Gaïd Salah Amar Saadani 1Dans une déclaration publique sans précédent, le chef d’état-major Gaïd Salah a adressé ses félicitations au secrétaire général du FLN Amar Saâdani à l’occasion de sa réélection par le comité central. Après la tombée du rideau sur le 10e congrès tout s’effacera avec les coups de balai du service d’hygiène, absolument tout. Les paillettes du spectacle, les discours creux, les résolutions infécondes, les visages congestionnés, les envolées patriotiques et… last but not least les nombreuses fanfaronnades coutumières. Ceux qui ont suivi de loin le congrès retiendront deux faits marquants, l’un mineur et l’autre majeur : la reconduction de Saâdani, le héraut du clan Bouteflika et la Lettre du général Gaïd Salah.

Si la réélection de Saâdani consacre sans surprise l’option de la rupture avec le clan de rab Edzayer et poursuit le plan de confinement de son rôle et de ses influences, le message de soutien que lui adressa nommément Gaïd Salah, quant à lui, a fait l’effet d’une bombe. Les conséquences risquent d’être lourdes pour l’avenir du pays.

Jamais dans l’histoire de l’Algérie indépendante, un chef d’état-major n’a osé ou pensé jeter un pavé dans la mare. Le message de félicitation et de solidarité au « frère Amar Saâdani » ne tarissait pas d’éloges, il le couvera de lauriers jusqu’au délire, sans niveau intellectuel, sans vision politique, Saâdani n’est rien d’autre qu’un godillot malléable et corvéable, on le fait gagner pour des vétilles. Même le message de soutien du président Bouteflika, n’aura pas autant d’impact sur l’avenir de Saâdani et de l’Algérie que celui de Gaïd Salah.

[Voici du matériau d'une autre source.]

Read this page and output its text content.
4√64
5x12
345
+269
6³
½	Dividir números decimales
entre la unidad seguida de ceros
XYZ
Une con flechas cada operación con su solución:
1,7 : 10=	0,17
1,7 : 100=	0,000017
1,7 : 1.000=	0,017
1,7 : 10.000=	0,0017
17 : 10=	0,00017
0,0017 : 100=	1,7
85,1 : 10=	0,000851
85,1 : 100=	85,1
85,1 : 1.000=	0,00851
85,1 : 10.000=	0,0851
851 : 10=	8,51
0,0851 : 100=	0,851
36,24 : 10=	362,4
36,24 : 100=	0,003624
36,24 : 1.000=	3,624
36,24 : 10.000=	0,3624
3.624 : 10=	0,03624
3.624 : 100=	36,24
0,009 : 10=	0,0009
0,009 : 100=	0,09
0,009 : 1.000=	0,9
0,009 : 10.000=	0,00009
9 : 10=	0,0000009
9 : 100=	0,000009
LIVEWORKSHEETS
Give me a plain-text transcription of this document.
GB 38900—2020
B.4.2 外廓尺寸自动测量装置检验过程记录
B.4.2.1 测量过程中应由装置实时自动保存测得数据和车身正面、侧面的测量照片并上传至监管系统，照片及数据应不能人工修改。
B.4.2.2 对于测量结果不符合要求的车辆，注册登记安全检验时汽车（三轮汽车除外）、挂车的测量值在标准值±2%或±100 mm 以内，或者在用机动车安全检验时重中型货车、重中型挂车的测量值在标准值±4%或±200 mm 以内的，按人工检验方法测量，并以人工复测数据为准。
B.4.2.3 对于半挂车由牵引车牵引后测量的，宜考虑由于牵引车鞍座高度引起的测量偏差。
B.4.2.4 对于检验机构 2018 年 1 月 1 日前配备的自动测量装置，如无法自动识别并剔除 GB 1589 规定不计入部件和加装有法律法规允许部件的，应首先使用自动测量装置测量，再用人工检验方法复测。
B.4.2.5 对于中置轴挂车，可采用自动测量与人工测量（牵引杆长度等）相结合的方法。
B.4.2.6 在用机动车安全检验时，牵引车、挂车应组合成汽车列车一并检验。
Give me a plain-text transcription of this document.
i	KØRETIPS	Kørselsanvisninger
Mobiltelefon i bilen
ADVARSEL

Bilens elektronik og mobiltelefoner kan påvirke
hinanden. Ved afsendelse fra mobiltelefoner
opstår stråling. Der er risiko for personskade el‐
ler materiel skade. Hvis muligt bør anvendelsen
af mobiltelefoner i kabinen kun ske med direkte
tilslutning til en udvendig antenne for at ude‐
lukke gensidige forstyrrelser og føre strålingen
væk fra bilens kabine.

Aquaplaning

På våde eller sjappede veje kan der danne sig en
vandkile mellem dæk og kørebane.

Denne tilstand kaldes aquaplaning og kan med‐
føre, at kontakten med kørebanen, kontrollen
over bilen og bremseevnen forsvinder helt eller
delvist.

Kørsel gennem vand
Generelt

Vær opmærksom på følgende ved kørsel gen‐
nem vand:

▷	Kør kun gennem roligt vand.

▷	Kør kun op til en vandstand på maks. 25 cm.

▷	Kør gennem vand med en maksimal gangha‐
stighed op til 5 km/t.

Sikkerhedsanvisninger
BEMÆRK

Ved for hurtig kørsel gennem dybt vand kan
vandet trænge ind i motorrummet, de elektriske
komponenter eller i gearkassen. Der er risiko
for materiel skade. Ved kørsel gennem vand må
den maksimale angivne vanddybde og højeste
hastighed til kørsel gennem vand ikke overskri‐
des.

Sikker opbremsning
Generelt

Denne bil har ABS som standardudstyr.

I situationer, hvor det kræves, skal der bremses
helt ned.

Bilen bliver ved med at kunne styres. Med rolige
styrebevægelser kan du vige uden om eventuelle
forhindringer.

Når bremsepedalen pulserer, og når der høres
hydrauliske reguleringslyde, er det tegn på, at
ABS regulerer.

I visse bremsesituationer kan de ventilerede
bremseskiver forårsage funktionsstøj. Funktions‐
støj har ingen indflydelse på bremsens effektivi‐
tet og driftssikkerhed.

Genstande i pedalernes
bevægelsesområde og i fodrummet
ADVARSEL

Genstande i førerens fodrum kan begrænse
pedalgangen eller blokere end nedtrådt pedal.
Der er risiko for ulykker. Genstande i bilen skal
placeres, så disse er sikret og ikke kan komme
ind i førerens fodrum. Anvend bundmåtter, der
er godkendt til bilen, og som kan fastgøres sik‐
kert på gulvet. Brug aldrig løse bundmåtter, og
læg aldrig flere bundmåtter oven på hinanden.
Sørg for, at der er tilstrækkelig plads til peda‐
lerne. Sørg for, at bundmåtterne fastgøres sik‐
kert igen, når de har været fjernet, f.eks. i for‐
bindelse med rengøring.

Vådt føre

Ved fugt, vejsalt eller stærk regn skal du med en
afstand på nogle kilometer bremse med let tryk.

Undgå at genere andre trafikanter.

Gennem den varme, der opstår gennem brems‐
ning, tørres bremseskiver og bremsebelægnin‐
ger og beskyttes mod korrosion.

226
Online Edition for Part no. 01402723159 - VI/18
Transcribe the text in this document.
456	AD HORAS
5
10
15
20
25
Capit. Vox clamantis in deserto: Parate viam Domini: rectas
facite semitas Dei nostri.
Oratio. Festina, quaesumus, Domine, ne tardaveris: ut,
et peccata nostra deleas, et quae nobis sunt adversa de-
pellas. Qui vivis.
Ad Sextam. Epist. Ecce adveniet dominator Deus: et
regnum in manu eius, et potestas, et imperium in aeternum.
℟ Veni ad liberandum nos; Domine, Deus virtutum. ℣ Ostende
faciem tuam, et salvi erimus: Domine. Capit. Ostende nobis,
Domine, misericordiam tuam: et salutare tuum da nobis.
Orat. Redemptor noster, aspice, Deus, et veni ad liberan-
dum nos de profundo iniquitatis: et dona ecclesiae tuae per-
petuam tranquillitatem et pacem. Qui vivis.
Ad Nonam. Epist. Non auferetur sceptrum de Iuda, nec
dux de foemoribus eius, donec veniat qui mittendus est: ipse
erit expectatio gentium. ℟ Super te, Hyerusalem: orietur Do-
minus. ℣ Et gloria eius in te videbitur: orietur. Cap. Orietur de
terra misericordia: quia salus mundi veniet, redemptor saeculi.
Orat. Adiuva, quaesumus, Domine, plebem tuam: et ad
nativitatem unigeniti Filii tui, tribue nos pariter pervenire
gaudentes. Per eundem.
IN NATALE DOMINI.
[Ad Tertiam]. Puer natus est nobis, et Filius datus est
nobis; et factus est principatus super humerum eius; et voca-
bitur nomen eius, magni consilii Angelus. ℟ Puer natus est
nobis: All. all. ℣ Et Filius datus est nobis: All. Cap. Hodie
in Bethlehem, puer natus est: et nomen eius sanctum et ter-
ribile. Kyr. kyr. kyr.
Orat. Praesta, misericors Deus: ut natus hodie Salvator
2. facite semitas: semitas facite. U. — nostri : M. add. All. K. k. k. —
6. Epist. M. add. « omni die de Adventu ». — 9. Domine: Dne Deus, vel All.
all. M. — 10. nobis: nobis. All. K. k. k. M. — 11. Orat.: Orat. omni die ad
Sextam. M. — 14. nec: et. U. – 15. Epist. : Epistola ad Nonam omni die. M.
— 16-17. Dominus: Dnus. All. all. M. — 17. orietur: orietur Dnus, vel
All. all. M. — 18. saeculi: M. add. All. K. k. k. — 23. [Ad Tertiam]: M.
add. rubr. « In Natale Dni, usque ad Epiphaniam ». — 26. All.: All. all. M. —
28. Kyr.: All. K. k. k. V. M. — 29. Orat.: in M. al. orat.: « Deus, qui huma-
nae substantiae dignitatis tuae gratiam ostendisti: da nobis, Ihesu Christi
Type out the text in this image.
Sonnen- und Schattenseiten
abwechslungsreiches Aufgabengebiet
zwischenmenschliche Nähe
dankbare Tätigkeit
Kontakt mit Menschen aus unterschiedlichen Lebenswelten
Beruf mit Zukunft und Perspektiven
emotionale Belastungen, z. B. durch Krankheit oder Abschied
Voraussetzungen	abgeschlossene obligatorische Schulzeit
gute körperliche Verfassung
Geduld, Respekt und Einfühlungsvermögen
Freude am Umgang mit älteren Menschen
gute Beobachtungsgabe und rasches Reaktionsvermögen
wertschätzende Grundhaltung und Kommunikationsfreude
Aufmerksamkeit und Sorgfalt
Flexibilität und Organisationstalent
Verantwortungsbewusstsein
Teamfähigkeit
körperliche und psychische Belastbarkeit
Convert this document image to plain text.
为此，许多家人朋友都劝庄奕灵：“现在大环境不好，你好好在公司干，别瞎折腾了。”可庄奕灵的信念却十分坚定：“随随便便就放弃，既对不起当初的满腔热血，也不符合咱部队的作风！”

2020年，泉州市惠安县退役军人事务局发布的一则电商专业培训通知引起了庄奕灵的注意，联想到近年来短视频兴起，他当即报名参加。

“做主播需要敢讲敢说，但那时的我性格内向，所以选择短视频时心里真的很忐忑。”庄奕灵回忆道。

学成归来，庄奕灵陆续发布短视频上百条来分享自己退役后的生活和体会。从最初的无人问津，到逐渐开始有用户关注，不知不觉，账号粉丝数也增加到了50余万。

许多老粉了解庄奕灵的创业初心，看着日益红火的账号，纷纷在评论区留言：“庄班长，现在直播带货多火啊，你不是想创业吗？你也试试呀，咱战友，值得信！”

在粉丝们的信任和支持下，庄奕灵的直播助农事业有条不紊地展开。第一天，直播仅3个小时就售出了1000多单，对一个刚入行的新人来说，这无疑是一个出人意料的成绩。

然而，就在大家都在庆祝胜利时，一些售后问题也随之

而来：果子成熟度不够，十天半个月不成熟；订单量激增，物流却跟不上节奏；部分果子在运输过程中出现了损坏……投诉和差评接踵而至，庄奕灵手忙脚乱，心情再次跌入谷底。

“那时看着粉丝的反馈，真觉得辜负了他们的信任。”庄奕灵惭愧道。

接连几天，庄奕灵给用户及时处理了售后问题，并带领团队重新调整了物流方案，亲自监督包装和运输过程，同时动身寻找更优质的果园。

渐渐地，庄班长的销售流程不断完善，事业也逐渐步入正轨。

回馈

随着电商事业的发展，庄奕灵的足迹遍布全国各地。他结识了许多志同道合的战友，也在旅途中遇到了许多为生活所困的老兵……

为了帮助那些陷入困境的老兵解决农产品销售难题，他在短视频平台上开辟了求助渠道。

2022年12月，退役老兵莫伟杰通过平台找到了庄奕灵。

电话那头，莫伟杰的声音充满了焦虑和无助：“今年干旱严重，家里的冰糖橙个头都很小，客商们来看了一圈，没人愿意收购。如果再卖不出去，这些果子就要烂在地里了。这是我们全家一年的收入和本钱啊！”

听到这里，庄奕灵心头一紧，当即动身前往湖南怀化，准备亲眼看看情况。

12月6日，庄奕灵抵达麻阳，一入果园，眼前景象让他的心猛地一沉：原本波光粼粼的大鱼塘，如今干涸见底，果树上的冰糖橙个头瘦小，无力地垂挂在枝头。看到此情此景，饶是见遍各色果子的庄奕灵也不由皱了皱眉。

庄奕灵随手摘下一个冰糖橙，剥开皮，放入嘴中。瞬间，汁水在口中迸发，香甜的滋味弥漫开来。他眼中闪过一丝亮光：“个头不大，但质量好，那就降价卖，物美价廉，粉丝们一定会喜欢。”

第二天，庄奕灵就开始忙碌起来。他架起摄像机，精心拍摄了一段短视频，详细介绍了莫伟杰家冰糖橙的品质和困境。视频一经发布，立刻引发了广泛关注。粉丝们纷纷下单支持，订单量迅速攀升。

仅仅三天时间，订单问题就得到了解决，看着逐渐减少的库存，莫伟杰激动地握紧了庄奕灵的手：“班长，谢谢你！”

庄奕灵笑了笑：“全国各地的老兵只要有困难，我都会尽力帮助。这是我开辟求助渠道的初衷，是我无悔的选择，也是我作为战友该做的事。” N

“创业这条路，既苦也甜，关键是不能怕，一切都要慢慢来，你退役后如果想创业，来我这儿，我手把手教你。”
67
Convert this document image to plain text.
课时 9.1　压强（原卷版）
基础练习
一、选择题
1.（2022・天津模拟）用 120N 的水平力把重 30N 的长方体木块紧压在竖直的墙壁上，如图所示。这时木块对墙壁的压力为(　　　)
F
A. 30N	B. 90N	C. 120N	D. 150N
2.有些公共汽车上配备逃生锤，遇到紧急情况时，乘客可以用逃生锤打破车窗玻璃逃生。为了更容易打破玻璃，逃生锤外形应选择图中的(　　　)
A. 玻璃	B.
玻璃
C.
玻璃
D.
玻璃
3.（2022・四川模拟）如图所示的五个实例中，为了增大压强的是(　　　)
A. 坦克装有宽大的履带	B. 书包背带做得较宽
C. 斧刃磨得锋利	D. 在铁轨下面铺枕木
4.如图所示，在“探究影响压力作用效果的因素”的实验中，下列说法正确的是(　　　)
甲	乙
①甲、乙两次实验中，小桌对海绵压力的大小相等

Personne ne s’attendait à ce coup d’éclat. Il n’y a pas l’ombre d’un doute que les félicitations et le soutien médiatisé de Gaïd Salah relèvent d’une vengeance personnelle. À travers les éloges, au demeurant grotesques, faites à Saâdani — le seul du clan Bouteflika qui, à la veille des dernières élections présidentielles, accepta de porter l’estocade au puissant général Mediène —, le chef de l’état-major a voulu rendre la monnaie de sa pièce à ce même général qui, un an plutôt, le traîna dans la boue par l’entremise du général Hocine Benhadidi. Les termes blessants avec lesquels ce dernier traita Gaïd Salah sont restés gravés dans l’histoire.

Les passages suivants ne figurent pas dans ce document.